Read This: Science finds a way to remove the unpredictable risks of human imagination from filmmaking
In the past, filmmaking was a process plagued by uncertainty and imagination, a movie’s chances of box-office success as shaky as the screenwriter who was locked in a studio bungalow and denied alcohol until delirium tremens kicked in and they hallucinated their next big picture. Fortunately, we live in an age when there is nothing that cannot be reduced to cold market analysis if you learn to ignore every impulse toward artistic integrity, in this interim before they finally make a pill for that. Relativity Media’s Ryan Kavanaugh has already earned notice for the risk-management simulations that have helped him release films like Movie 43 and not feel horrible about it. Now The New York Times profiles Worldwide Motion Picture Group, whose increasingly popular script evaluation services are giving today’s filmmakers the tools they need to manufacture the product the audience has seen some version of before, and therefore feels secure in purchasing again.
Led by Vinny Bruzzese—“a chain-smoking former statistics professor” who specializes in “tell it like it is” bluntness, and is somehow not one of Dan Aykroyd's SNL characters—Worldwide will take your screenplay and, for the incredibly low and inconsequential price of $20,000, run it through the wringer of statistical analysis, then offer suggestions on how to make it more profitable. Aside from the usual focus groups and survey data, most of this is done by comparing your script to films that have already been released, to identify common story and genre elements. Anything similar to something that’s appeared in an unpopular film, be it a character type or plot device, can then be safely removed, thus guaranteeing your film only repeats the most statistically successful of formulas.

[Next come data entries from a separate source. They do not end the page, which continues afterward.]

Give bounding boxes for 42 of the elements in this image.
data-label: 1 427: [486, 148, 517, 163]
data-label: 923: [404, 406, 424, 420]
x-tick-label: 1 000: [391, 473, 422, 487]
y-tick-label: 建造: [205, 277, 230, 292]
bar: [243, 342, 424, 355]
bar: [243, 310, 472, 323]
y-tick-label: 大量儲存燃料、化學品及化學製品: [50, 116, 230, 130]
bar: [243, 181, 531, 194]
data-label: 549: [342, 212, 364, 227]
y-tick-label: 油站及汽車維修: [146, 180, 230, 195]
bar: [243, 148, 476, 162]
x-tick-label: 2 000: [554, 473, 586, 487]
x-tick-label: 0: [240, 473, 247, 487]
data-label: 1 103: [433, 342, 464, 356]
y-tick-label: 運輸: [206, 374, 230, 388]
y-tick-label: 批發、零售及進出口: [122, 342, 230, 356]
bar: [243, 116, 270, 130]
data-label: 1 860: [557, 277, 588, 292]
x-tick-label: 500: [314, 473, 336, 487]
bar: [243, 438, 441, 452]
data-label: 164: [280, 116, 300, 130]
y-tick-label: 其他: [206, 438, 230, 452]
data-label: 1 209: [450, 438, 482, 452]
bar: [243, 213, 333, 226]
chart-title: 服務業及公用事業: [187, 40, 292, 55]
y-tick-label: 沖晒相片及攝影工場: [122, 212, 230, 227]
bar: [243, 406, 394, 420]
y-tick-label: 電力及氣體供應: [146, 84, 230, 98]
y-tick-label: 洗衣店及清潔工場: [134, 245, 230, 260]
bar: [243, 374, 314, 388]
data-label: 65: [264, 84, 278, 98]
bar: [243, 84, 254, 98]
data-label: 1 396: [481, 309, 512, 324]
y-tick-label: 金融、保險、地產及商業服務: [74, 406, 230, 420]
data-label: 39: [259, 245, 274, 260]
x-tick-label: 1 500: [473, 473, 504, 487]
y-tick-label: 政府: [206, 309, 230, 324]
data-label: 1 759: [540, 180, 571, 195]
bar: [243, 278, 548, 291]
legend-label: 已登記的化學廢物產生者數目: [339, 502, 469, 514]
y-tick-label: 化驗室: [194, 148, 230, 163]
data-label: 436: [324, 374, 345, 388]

Bruzzese, the article mentions, “bills himself as a distant relative of Einstein’s, a claim that is unverifiable but never fails to impress studio executives.” His own theories of movie relativity appear to be equally scientifically sound:
“Demons in horror movies can target people or be summoned,” Mr. Bruzzese said in a gravelly voice, by way of example. “If it’s a targeting demon, you are likely to have much higher opening-weekend sales than if it’s summoned. So get rid of that Ouija Board scene.”